Saurabh Mukherjea Has Moved Half His Personal Portfolio Out of India; Here's Why
Why It Matters
The reallocation signals waning confidence in India’s consumption‑driven growth and highlights a growing demand for offshore exposure, which could reshape capital flows and pressure domestic‑focused equities.
Key Takeaways
- •Mukherjea’s personal assets now 50‑50 India vs global.
- •Marcellus’s GIFT City fund holds ~₹600 cr (~$73 m) assets.
- •Consistent Compounder portfolio trimmed consumption, added export manufacturers.
- •Firm building a position on rising Indian bank NPAs.

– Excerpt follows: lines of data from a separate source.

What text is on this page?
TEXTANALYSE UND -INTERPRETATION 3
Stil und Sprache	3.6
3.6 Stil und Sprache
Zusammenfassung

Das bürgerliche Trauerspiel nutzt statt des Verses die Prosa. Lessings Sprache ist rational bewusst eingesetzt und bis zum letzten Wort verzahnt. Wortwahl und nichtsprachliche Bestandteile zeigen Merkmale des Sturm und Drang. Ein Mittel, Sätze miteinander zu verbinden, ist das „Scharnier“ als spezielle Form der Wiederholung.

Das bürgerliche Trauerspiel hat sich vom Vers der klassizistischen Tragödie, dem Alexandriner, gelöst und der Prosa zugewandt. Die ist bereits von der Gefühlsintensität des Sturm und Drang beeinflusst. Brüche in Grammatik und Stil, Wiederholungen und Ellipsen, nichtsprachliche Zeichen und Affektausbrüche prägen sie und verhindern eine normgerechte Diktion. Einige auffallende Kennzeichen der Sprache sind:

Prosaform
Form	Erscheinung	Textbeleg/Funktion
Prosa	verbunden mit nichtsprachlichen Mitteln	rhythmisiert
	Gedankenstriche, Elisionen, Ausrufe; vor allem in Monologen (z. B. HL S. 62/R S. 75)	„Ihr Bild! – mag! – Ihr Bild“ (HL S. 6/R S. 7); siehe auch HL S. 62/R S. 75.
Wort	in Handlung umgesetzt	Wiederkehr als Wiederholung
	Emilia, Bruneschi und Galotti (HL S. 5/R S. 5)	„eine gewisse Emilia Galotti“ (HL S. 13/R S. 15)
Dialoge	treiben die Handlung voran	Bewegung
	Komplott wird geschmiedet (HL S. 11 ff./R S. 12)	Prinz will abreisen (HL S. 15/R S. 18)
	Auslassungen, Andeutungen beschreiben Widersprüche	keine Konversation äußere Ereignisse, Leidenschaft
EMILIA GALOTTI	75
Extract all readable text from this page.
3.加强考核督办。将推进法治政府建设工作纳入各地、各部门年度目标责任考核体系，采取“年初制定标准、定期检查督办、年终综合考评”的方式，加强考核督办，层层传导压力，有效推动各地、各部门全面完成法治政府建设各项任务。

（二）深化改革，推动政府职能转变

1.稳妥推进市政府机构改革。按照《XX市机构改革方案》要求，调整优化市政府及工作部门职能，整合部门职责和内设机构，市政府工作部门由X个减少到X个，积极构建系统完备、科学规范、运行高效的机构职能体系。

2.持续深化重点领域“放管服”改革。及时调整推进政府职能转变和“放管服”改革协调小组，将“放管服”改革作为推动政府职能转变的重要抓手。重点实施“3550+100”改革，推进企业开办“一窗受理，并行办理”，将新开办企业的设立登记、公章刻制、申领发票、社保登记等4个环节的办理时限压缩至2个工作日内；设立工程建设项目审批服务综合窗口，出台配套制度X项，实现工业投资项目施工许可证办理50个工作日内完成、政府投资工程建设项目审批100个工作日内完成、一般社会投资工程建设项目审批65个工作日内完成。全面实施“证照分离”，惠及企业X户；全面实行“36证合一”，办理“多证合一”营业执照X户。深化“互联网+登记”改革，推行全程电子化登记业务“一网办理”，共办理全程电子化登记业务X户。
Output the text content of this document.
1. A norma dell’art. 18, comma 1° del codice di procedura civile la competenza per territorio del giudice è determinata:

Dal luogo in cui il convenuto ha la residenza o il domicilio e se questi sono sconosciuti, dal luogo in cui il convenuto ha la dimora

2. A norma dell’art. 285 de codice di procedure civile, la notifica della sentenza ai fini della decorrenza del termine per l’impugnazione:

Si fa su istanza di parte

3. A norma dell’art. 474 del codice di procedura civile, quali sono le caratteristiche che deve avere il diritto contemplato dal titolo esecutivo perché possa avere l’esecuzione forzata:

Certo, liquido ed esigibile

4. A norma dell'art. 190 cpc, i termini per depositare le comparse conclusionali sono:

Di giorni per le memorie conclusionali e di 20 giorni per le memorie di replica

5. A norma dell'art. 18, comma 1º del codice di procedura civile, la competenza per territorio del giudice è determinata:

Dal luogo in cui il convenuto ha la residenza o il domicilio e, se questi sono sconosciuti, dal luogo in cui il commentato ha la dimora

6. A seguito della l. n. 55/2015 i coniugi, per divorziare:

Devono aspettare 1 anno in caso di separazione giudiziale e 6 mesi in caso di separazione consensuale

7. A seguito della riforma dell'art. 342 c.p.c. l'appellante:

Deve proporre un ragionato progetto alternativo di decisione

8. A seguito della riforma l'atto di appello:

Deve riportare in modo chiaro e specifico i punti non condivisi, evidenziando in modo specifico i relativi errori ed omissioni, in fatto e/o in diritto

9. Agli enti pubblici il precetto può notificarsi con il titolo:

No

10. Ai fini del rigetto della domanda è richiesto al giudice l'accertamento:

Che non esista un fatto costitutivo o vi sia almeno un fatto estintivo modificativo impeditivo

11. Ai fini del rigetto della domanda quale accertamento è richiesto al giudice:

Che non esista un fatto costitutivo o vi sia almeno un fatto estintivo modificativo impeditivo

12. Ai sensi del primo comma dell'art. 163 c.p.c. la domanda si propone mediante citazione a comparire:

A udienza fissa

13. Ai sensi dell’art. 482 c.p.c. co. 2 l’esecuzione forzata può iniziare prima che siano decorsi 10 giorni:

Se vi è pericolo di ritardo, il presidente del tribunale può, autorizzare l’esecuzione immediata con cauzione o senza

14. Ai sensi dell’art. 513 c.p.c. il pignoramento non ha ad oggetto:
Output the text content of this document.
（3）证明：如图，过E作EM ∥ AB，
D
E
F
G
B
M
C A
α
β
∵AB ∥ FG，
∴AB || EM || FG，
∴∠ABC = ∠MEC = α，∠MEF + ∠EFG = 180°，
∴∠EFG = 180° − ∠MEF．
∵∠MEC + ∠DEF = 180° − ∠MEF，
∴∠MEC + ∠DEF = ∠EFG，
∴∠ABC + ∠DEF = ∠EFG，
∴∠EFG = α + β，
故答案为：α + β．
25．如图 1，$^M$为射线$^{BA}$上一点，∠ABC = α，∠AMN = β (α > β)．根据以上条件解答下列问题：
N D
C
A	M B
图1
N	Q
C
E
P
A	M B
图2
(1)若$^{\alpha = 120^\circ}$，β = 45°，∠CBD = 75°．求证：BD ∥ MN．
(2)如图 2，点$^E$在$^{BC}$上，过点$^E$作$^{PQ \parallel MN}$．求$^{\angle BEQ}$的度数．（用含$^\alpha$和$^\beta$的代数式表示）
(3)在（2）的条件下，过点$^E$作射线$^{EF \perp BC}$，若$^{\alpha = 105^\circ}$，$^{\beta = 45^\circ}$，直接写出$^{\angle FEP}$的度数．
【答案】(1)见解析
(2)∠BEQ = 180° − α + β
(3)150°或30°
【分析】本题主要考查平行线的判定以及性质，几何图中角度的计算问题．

- •Outflows from domestic funds stabilise; investors favor global diversification.
Pulse Analysis
Saurabh Mukherjea, founder of Marcellus Investment Managers, has cut his personal exposure to Indian equities from 70 % to an even 50 % split with global assets. The move mirrors a growing appetite among high‑net‑worth Indians for tax‑efficient overseas exposure, a trend accelerated by the GIFT City platform that now houses roughly ₹600 crore (about $73 million) of assets. By allocating half his wealth abroad, Mukherjea signals that even seasoned market insiders see diversification as a hedge against domestic macro‑headwinds such as stagnant wages and tightening fiscal policy.
Marcellus’s flagship Consistent Compounder Portfolio (CCP) has been quietly re‑balanced. The fund has reduced weightings in consumption‑driven and lending stocks, sectors that are vulnerable to a projected slowdown in household spending, and increased exposure to export‑oriented companies like Divi’s Laboratories and its supply‑chain peers. In a more contrarian play, the firm is also accumulating positions in firms that stand to benefit from a rise in non‑performing assets (NPAs) within Indian banks, betting on a potential deterioration of asset quality that many investors are overlooking.
The strategic pivot has broader market implications. Continued outflows from domestic‑focused funds, now stabilising, suggest investors are reallocating capital toward global markets and export‑linked equities, which could pressure PSU, power, and road‑builder stocks. At the same time, a weaker rupee and expanding free‑trade agreements make Indian manufacturers attractive to foreign buyers, especially as supply chains shift away from China. Asset managers and retail investors should monitor NPA trends, rupee movements, and the pace of capital flowing into GIFT City, as these variables will likely shape equity performance through FY 27.